Favoreggiamento in un caso di omicidio, condannato carabiniere. Incastrato da intercettazioni

L'auto della vittima ribaltata dai killer
L’auto della vittima ribaltata dai killer

Dopo i quattro poliziotti della Stradale di Foggia arrestati per aver coperto un pregiudicato di Orta Nova, ora è finito nei guai un carabiniere in servizio presso la compagnia di Manfredonia, sezione Radiomobile, subito sospeso dall’Arma. Il Tribunale di Foggia ha condannato l’appuntato scelto Placido Bottari, 50enne catanese, a un anno e quattro mesi di carcere per favoreggiamento nei confronti di un indiziato per omicidio. Ad incastrare il militare una captazione ambientale durante la quale Bottari dà consigli al sospettato su come disfarsi di alcune prove e di schede telefoniche particolarmente scottanti. Questa condanna rientra nelle indagini per il brutale omicidio a Mattinata di Bartolomeo Bisceglia avvenuto il 14 settembre 2014. La vittima, piccoli precedenti per furto di carburante a Mattinatella, venne investita da una pioggia di proiettili mentre era in auto con un parente, quest’ultimo poi assolto dalle accuse di favoreggiamento personale e false informazioni.

Si trattò di un gravissimo fatto di sangue che scosse l’intera comunità garganica, per l’efferatezza della dinamica e la violenza posta in essere. Tre killer, armati di tutto punto, uccisero il loro bersaglio impartendogli un ultimo, definitivo colpo di grazia alla tempia. Molteplici gli interrogativi rimasti irrisolti da quel giorno ad oggi, sia sul movente di tanta ferocia che sugli autori oltre che sui presunti mandanti.

Bartolomeo Bisceglia
Bartolomeo Bisceglia

Bisceglia, il giorno della sua brutale morte era in compagnia di un parente quando all’improvviso e senza alcun accordo decise di mostrargli alcune villette in una zona isolata fuori dal centro abitato di Mattinata.

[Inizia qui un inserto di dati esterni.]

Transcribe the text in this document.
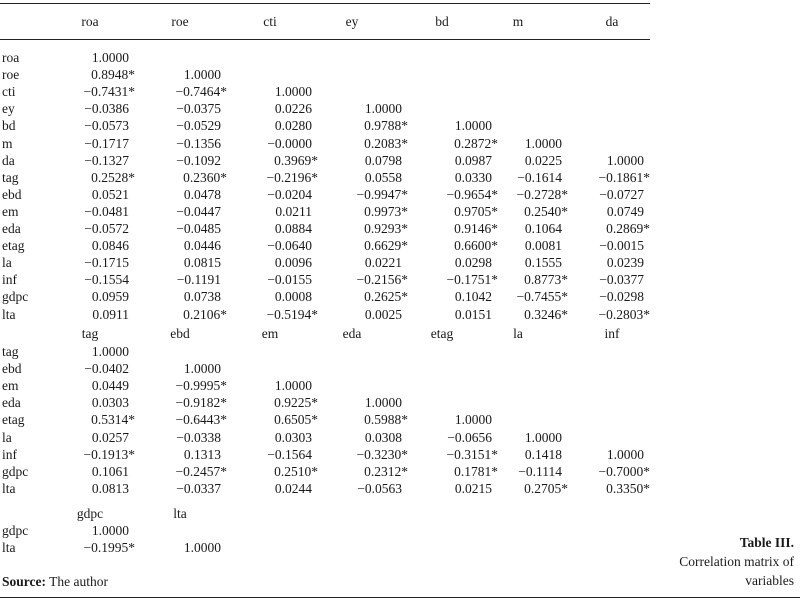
roa	roe	cti	ey	bd	m	da
roa	1.0000
roe	0.8948*	1.0000
cti	−0.7431*	−0.7464*	1.0000
ey	−0.0386	−0.0375	0.0226	1.0000
bd	−0.0573	−0.0529	0.0280	0.9788*	1.0000
m	−0.1717	−0.1356	−0.0000	0.2083*	0.2872*	1.0000
da	−0.1327	−0.1092	0.3969*	0.0798	0.0987	0.0225	1.0000
tag	0.2528*	0.2360*	−0.2196*	0.0558	0.0330	−0.1614	−0.1861*
ebd	0.0521	0.0478	−0.0204	−0.9947*	−0.9654*	−0.2728*	−0.0727
em	−0.0481	−0.0447	0.0211	0.9973*	0.9705*	0.2540*	0.0749
eda	−0.0572	−0.0485	0.0884	0.9293*	0.9146*	0.1064	0.2869*
etag	0.0846	0.0446	−0.0640	0.6629*	0.6600*	0.0081	−0.0015
la	−0.1715	0.0815	0.0096	0.0221	0.0298	0.1555	0.0239
inf	−0.1554	−0.1191	−0.0155	−0.2156*	−0.1751*	0.8773*	−0.0377
gdpc	0.0959	0.0738	0.0008	0.2625*	0.1042	−0.7455*	−0.0298
lta	0.0911	0.2106*	−0.5194*	0.0025	0.0151	0.3246*	−0.2803*
tag	ebd	em	eda	etag	la	inf
tag	1.0000
ebd	−0.0402	1.0000
em	0.0449	−0.9995*	1.0000
eda	0.0303	−0.9182*	0.9225*	1.0000
etag	0.5314*	−0.6443*	0.6505*	0.5988*	1.0000
la	0.0257	−0.0338	0.0303	0.0308	−0.0656	1.0000
inf	−0.1913*	0.1313	−0.1564	−0.3230*	−0.3151*	0.1418	1.0000
gdpc	0.1061	−0.2457*	0.2510*	0.2312*	0.1781*	−0.1114	−0.7000*
lta	0.0813	−0.0337	0.0244	−0.0563	0.0215	0.2705*	0.3350*
gdpc	lta
gdpc	1.0000
lta	−0.1995*	1.0000
Source: The author
Table III.
Correlation matrix of variables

Al loro arrivo i due trovarono un gruppo di fuoco pronto a tutto pur di mettere a segno il loro intento. Vennero esplosi decine di colpi di arma da fuoco tutti contro la vittima. Di più, per non dare modo a Bisceglia di scappare, i killer rovesciarono l’automezzo su cui viaggiava. Il parente, miracolosamente rimasto illeso, venne risparmiato da un definitivo ultimo colpo. Da qui un vero e proprio calvario per il testimone oculare accusato, prima, di aver accompagnato a morire Bisceglia e poi di aver favorito gli autori dell’omicidio non rilevandone l’identità e dando false informazione agli inquirenti. Infine è giunta l’assoluzione.

Al momento, grazie al lavoro puntiglioso del giudice Mariangela Luzzi, a pagare pegno è il carabiniere Placido Bottari, reo di aver coperto uno dei maggiori indiziati per quell’atroce delitto, tuttora irrisolto.